The new Climate Act, which became law on 1 January 2018, means Sweden’s government for the first time has an obligation to pursue climate policies based on goals set by an independent Climate Policy Council.
The legislation works along similar lines to the UK’s Climate Change Act 2008, with the new independent Council requiring Sweden’s government to review progress against its emissions goals every four years.
Sweden’s Minister for International Development Cooperation, Isabella Lövin, described the Act as the “most important reform for our children and grandchildren”.
“From now on it will be illegal not to prioritise the climate,” she said in a statement. “This is a day I will tell my stepgrandchild about when she gets a little older.”
Each year, the Swedish government must produce a climate report in its Budget Bill and draw up a climate policy action plan every fourth year to describe how the emissions targets are to be achieved.

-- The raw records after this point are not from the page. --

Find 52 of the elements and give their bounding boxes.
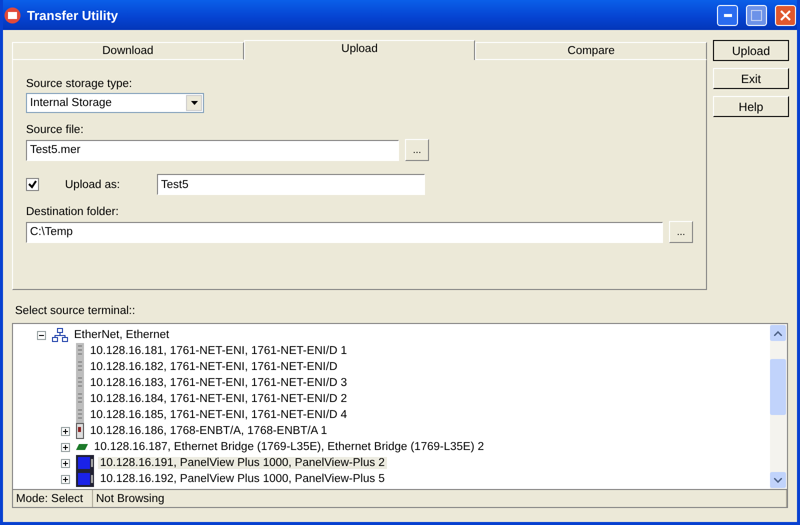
panel-icon — [76, 455, 94, 471]
tree-item[interactable]: 10.128.16.186, 1768-ENBT/A, 1768-ENBT/A 1 — [88, 425, 330, 437]
card-icon — [76, 442, 88, 452]
adapter-icon — [76, 423, 84, 439]
dialog-button[interactable]: Exit — [713, 68, 789, 89]
storage-dropdown[interactable]: Internal Storage — [26, 93, 204, 113]
field-label: Upload as: — [65, 178, 121, 190]
minimize-button[interactable] — [717, 4, 738, 26]
dialog-button[interactable]: Help — [713, 96, 789, 117]
browse-button[interactable]: ... — [669, 221, 693, 243]
expand-icon[interactable] — [61, 474, 70, 484]
tree-item[interactable]: 10.128.16.184, 1761-NET-ENI, 1761-NET-ENI/D 2 — [88, 393, 349, 405]
tree-item[interactable]: 10.128.16.191, PanelView Plus 1000, PanelView-Plus 2 — [98, 457, 387, 469]
network-icon — [52, 328, 68, 342]
tree-item[interactable]: 10.128.16.185, 1761-NET-ENI, 1761-NET-ENI/D 4 — [88, 409, 349, 421]
tree-item[interactable]: 10.128.16.187, Ethernet Bridge (1769-L35E), Ethernet Bridge (1769-L35E) 2 — [92, 441, 486, 453]
panel-icon — [76, 471, 94, 487]
close-icon — [780, 10, 791, 20]
field-label: Source storage type: — [26, 78, 134, 90]
tree-item[interactable]: 10.128.16.192, PanelView Plus 1000, PanelView-Plus 5 — [98, 473, 387, 485]
status-text: Mode: Select — [13, 490, 93, 507]
dialog-button[interactable]: Upload — [713, 40, 789, 61]
field-label: Source file: — [26, 124, 85, 136]
minimize-icon — [724, 14, 732, 16]
expand-icon[interactable] — [61, 458, 70, 468]
tab[interactable]: Upload — [244, 40, 476, 60]
status-text: Not Browsing — [93, 490, 787, 507]
window-title: Transfer Utility — [27, 8, 120, 22]
maximize-button[interactable] — [746, 4, 767, 26]
caret-icon — [190, 101, 198, 105]
tab[interactable]: Compare — [475, 42, 708, 60]
app-icon — [4, 6, 21, 24]
checkbox[interactable] — [26, 178, 39, 191]
input-field[interactable]: Test5 — [157, 174, 425, 195]
collapse-icon[interactable] — [37, 330, 46, 340]
scrollbar[interactable] — [770, 324, 787, 489]
scroll-down-icon — [774, 478, 782, 482]
input-field[interactable]: C:\Temp — [26, 222, 663, 242]
section-label: Select source terminal:: — [15, 305, 136, 317]
field-label: Destination folder: — [26, 206, 120, 218]
tree-item[interactable]: 10.128.16.183, 1761-NET-ENI, 1761-NET-ENI/D 3 — [88, 377, 349, 389]
scroll-up-icon — [774, 330, 782, 336]
tree-item[interactable]: 10.128.16.181, 1761-NET-ENI, 1761-NET-ENI/D 1 — [88, 345, 349, 357]
maximize-icon — [751, 10, 762, 20]
close-button[interactable] — [775, 4, 796, 26]
browse-button[interactable]: ... — [405, 139, 429, 161]
input-field[interactable]: Test5.mer — [26, 140, 399, 160]
expand-icon[interactable] — [61, 442, 70, 452]
tree-item[interactable]: EtherNet, Ethernet — [72, 329, 172, 341]
expand-icon[interactable] — [61, 426, 70, 436]
tab[interactable]: Download — [12, 42, 244, 60]
tree-item[interactable]: 10.128.16.182, 1761-NET-ENI, 1761-NET-ENI/D — [88, 361, 340, 373]
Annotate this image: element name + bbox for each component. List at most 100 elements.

The legislation strengthens a previous goal to become ‘carbon neutral’ by 2050.
It was passed by the nation’s parliament in June last year by 254 votes to 41, after the proposals were developed by a cross party commission featuring seven of Sweden’s eight parliamentary parties. Only the far right Swedish Democrats sat out the process.
As part of its budget for 2018, Sweden’s government also announced plans last year to invest SEK5bn (£485m) on tackling climate change, safeguarding the environment and boosting sustainable development both at home and abroad.